The poetry is a collaboration between the city and the nonprofit Public Art Saint Paul. Like all public infrastructure, sidewalk poetry requires careful, thoughtful planning.
Traditional Hmong poetry is oral, not written, and it is epic — you'd need a boulevard, not one square of cement. The city and Public Art Saint Paul hosted poetry workshops for the general public, for Dakota poets, for Hmong, for Somali, for poets writing in Spanish; all geared toward helping residents hone their ideas down to the few hundred characters that can fit on a stamp.
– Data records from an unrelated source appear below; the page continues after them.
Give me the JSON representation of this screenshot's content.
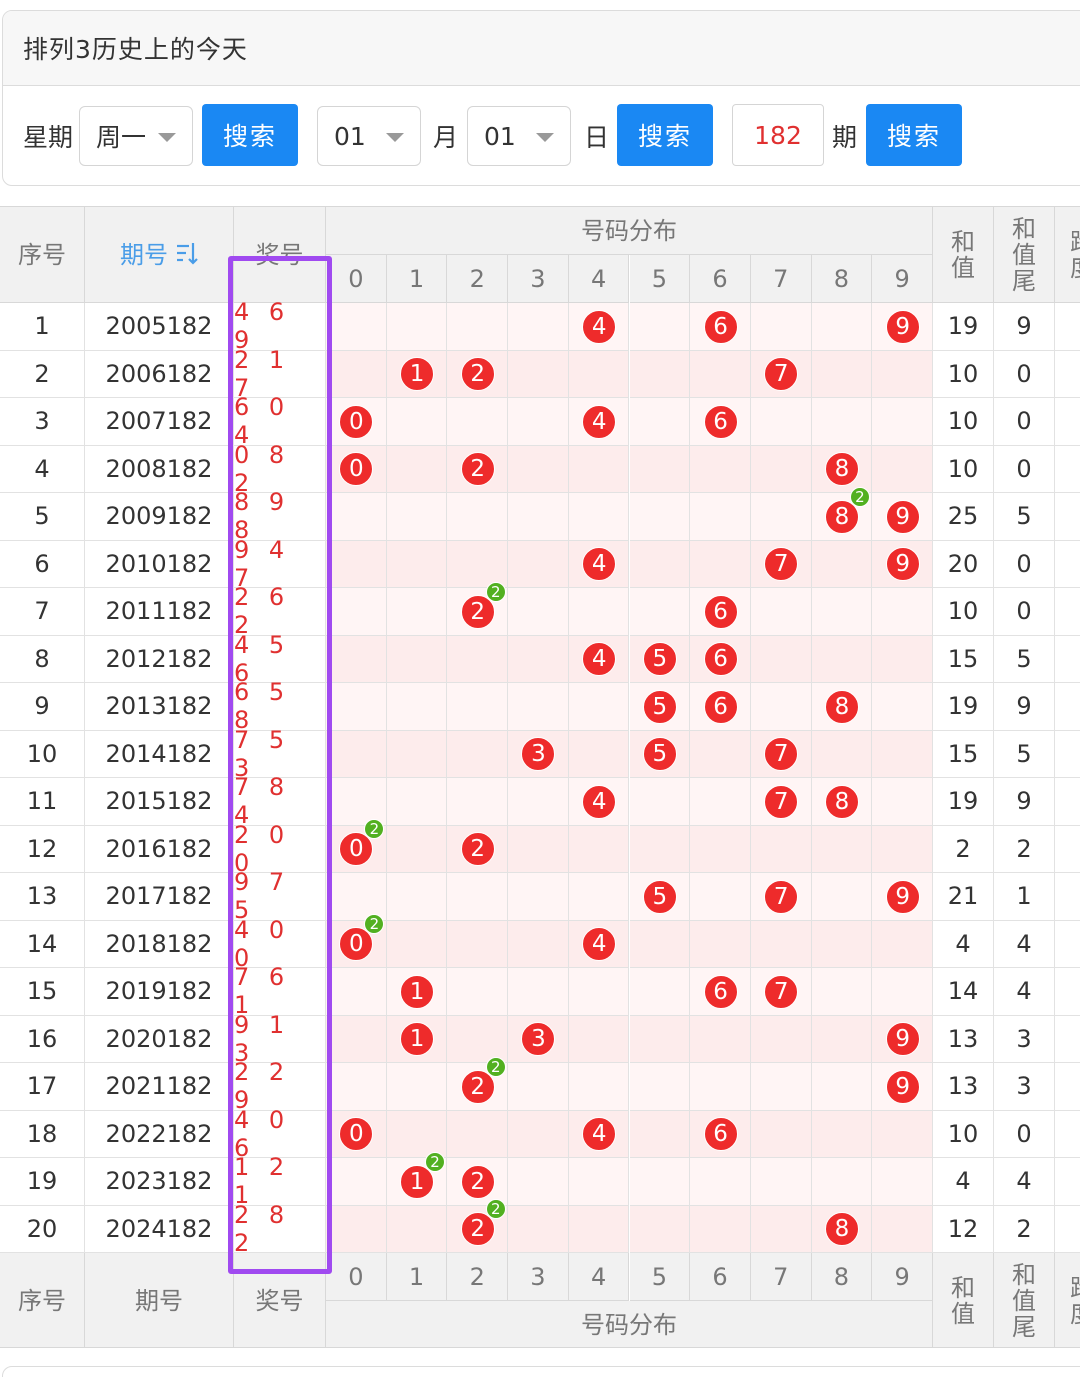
{
  "panel": {
    "title": "排列3历史上的今天",
    "week_label": "星期",
    "week_value": "周一",
    "search1": "搜索",
    "month_value": "01",
    "month_label": "月",
    "day_value": "01",
    "day_label": "日",
    "search2": "搜索",
    "issue_value": "182",
    "issue_label": "期",
    "search3": "搜索"
  },
  "table": {
    "col_seq": "序号",
    "col_issue": "期号",
    "sort_icon": "sort-icon",
    "col_prize": "奖号",
    "col_distribution": "号码分布",
    "digits": [
      "0",
      "1",
      "2",
      "3",
      "4",
      "5",
      "6",
      "7",
      "8",
      "9"
    ],
    "col_sum": "和值",
    "col_sum_tail": "和值尾",
    "col_span": "跨度",
    "footer_issue": "期号",
    "rows": [
      {
        "seq": "1",
        "issue": "2005182",
        "prize": "469",
        "sum": "19",
        "tail": "9"
      },
      {
        "seq": "2",
        "issue": "2006182",
        "prize": "217",
        "sum": "10",
        "tail": "0"
      },
      {
        "seq": "3",
        "issue": "2007182",
        "prize": "604",
        "sum": "10",
        "tail": "0"
      },
      {
        "seq": "4",
        "issue": "2008182",
        "prize": "082",
        "sum": "10",
        "tail": "0"
      },
      {
        "seq": "5",
        "issue": "2009182",
        "prize": "898",
        "sum": "25",
        "tail": "5"
      },
      {
        "seq": "6",
        "issue": "2010182",
        "prize": "947",
        "sum": "20",
        "tail": "0"
      },
      {
        "seq": "7",
        "issue": "2011182",
        "prize": "262",
        "sum": "10",
        "tail": "0"
      },
      {
        "seq": "8",
        "issue": "2012182",
        "prize": "456",
        "sum": "15",
        "tail": "5"
      },
      {
        "seq": "9",
        "issue": "2013182",
        "prize": "658",
        "sum": "19",
        "tail": "9"
      },
      {
        "seq": "10",
        "issue": "2014182",
        "prize": "753",
        "sum": "15",
        "tail": "5"
      },
      {
        "seq": "11",
        "issue": "2015182",
        "prize": "784",
        "sum": "19",
        "tail": "9"
      },
      {
        "seq": "12",
        "issue": "2016182",
        "prize": "200",
        "sum": "2",
        "tail": "2"
      },
      {
        "seq": "13",
        "issue": "2017182",
        "prize": "975",
        "sum": "21",
        "tail": "1"
      },
      {
        "seq": "14",
        "issue": "2018182",
        "prize": "400",
        "sum": "4",
        "tail": "4"
      },
      {
        "seq": "15",
        "issue": "2019182",
        "prize": "761",
        "sum": "14",
        "tail": "4"
      },
      {
        "seq": "16",
        "issue": "2020182",
        "prize": "913",
        "sum": "13",
        "tail": "3"
      },
      {
        "seq": "17",
        "issue": "2021182",
        "prize": "229",
        "sum": "13",
        "tail": "3"
      },
      {
        "seq": "18",
        "issue": "2022182",
        "prize": "406",
        "sum": "10",
        "tail": "0"
      },
      {
        "seq": "19",
        "issue": "2023182",
        "prize": "121",
        "sum": "4",
        "tail": "4"
      },
      {
        "seq": "20",
        "issue": "2024182",
        "prize": "282",
        "sum": "12",
        "tail": "2"
      }
    ]
  },
  "colors": {
    "accent": "#1a88f3",
    "ball": "#ee2b2b",
    "repeat_badge": "#52b020",
    "highlight_box": "#a04af0"
  }
}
Each poem appears in multiple places around the city. The 73 poems chosen for the program before this year helped create almost 1,300 neighborhood poetry breaks. That number will grow as sidewalks crack and crumble and work crews patch them up and stamp a lucky few with a reason for neighbors to look down and smile, or sigh, or think as they're out shoveling their walks or walking their dogs.
Some of this year's poets will read their entries on Saturday, June 24, from 11 a.m. to 12:30 p.m. on Raspberry Island, when Public Art Saint Paul's Wakpa Triennial Art Festival kicks off. The event will be a 12-week celebration of public art and exhibits by Twin Cities artists.
The city hosts the sidewalk poetry competition every two years. Only St. Paul residents can enter. Only St. Paul residents can tell this story.
"I'm a daughter of Rondo, five generations strong," said Artika Tyner, author, attorney, University of St. Thomas Law School professor and sidewalk poet. You can find her 2021 love note to her neighborhood, "I Am Rondo," on sidewalks across St. Paul. "I wanted to capture that legacy."